Without noticing what she was doing, Olivia reached out and took a piece of manchet bread from the tray.
Portia merely offered her the crock of butter and took a fork to a dish of pickled beetroot. They ate in silence for a few minutes, then Portia said, “I won’t kill him for you, but I know a trick or two to make life quite uncomfortable for him if you like.”
Olivia’s eyes lit up. “What t-tricks?”
Portia grinned. Her own eyes were still a little red, but the old glint was back. “I’ll tell you. But first you have to get up and be sociable. We can’t do much to this Brian person if you’re skulking in here.”
Olivia ate a mushroom tart.
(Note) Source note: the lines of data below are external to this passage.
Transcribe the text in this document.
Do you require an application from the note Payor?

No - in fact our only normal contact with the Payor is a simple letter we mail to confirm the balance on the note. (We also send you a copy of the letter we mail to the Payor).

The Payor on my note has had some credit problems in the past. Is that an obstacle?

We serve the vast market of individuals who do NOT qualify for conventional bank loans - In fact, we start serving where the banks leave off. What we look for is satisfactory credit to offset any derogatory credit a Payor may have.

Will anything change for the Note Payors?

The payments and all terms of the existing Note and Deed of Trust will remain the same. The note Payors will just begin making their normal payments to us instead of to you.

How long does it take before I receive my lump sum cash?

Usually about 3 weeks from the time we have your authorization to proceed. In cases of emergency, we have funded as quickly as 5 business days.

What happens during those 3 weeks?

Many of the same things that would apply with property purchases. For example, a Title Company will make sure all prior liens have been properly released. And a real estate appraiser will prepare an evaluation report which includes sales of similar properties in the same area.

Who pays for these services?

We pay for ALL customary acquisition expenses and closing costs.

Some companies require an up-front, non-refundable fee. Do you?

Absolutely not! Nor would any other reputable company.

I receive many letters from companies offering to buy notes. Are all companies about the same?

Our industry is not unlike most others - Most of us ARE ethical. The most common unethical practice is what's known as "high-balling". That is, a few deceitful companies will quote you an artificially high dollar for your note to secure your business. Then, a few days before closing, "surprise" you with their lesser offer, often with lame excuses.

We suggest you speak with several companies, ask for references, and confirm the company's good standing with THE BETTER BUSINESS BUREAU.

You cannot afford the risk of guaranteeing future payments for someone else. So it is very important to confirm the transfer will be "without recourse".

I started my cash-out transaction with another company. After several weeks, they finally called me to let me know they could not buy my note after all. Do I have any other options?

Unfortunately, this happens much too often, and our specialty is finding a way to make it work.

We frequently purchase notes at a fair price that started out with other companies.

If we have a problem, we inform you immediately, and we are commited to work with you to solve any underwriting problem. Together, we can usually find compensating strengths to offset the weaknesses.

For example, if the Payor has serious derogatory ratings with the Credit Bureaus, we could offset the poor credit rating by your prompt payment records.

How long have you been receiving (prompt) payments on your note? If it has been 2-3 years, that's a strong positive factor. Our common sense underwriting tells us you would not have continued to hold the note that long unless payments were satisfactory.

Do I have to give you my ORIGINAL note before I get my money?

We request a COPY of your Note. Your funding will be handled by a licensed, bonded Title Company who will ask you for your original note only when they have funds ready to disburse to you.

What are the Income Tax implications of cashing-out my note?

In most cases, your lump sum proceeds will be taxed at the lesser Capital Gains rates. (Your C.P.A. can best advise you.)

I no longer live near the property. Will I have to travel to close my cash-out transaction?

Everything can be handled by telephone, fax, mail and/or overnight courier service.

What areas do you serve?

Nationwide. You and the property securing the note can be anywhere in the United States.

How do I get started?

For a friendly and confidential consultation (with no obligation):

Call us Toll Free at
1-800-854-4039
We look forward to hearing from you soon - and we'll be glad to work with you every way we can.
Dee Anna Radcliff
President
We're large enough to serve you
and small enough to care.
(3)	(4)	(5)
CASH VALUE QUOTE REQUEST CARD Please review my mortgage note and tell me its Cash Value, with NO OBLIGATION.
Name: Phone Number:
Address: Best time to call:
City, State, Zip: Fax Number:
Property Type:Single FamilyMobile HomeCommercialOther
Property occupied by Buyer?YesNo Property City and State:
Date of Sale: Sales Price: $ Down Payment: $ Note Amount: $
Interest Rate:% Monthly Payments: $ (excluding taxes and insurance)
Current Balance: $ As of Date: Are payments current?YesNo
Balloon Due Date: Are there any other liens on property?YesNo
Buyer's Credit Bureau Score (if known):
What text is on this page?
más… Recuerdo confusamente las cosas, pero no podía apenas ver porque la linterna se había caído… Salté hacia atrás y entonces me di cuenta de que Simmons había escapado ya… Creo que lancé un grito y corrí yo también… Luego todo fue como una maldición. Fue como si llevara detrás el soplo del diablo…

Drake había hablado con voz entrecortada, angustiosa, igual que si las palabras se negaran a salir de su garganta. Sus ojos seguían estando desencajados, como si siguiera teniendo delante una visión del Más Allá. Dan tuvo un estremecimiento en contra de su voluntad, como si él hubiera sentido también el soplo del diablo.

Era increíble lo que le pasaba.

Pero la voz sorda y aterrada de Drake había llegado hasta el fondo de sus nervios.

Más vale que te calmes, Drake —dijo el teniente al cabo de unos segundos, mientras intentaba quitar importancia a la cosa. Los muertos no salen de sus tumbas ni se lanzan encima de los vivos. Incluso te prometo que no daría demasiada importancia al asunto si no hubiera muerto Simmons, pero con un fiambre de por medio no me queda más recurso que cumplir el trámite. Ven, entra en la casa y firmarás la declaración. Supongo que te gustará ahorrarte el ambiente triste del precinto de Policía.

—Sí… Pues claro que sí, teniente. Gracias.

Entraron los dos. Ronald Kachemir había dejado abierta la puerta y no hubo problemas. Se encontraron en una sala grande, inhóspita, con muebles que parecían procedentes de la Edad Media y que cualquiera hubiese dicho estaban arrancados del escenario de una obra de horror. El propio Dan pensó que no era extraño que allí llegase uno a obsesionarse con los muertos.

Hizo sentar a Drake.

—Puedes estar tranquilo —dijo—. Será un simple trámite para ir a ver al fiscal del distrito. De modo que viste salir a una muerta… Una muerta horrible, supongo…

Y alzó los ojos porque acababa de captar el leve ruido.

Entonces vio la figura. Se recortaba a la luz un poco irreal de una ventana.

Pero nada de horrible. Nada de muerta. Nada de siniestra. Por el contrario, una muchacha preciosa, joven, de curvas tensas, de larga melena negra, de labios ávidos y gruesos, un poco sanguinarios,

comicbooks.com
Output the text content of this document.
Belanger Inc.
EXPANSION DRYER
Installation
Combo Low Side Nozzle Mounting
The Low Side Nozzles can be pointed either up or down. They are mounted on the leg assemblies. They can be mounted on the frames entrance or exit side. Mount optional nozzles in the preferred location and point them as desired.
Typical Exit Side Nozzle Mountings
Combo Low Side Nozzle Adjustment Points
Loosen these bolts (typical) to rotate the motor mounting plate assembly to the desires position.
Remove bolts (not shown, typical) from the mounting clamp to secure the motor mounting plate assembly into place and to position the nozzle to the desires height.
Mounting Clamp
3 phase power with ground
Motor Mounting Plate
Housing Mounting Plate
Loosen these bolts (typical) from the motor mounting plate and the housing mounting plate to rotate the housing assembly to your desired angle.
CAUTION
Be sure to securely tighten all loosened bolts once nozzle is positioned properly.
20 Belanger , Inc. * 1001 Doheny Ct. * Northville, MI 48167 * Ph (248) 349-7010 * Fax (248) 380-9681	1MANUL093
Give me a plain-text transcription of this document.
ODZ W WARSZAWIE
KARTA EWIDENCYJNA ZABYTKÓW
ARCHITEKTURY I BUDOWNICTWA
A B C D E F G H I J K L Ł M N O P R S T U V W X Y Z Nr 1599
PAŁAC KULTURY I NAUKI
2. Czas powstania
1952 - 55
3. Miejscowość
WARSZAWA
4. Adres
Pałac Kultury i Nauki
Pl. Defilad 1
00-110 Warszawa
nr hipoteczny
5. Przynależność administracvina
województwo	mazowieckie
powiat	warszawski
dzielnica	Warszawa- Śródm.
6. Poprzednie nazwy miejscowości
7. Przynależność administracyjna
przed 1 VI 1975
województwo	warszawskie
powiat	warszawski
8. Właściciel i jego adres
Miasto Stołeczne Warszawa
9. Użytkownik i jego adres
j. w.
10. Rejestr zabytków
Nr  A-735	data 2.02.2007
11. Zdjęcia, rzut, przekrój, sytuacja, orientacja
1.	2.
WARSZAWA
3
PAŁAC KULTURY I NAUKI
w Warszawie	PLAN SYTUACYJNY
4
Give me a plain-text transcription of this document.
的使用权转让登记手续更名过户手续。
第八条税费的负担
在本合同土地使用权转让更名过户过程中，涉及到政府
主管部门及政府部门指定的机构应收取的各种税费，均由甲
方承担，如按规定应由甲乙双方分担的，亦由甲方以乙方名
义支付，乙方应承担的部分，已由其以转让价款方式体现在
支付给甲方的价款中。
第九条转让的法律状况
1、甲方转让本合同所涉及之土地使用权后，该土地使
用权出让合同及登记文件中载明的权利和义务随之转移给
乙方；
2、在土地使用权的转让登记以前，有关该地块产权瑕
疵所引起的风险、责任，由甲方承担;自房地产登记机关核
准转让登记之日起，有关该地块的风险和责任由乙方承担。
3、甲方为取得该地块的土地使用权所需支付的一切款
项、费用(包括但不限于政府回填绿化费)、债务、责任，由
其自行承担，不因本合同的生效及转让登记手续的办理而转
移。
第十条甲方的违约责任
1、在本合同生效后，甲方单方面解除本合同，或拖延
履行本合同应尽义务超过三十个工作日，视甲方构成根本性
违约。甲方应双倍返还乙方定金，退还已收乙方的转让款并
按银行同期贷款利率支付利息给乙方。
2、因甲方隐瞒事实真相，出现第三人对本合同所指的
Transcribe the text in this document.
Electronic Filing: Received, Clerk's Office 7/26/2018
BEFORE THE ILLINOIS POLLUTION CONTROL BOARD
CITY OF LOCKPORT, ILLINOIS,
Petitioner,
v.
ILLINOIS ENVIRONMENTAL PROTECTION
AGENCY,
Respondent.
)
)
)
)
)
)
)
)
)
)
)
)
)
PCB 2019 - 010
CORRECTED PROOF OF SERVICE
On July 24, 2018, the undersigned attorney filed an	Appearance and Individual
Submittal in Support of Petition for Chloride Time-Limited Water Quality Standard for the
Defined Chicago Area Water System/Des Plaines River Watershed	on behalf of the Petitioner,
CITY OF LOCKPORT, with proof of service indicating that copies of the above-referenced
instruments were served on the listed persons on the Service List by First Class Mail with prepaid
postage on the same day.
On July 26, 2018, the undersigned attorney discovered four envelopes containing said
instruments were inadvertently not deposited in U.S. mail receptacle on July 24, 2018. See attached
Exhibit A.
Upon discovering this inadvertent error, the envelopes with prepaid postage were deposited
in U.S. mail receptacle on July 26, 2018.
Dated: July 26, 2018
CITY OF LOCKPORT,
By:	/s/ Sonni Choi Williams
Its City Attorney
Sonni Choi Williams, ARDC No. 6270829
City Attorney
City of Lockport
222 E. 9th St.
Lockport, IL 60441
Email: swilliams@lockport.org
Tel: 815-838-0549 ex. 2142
Could Portia possibly be a match for Brian Morse? She herself felt so helpless in his company, an already wounded mouse with the cat. But perhaps, with Portia there, she could be strong, could somehow keep herself from his vileness. “All right,” she said. “I’ll get up in the morning.”
“Bravo!” Portia applauded.
Portia had long learned the valuable lesson that in action lay relief from misery, particularly the soul-deep misery of the spirit. She could do nothing to alter her present situation, at least not for the moment, but she could throw herself into Olivia’s problems, and if a little mischief was involved in the distraction, then so much the better.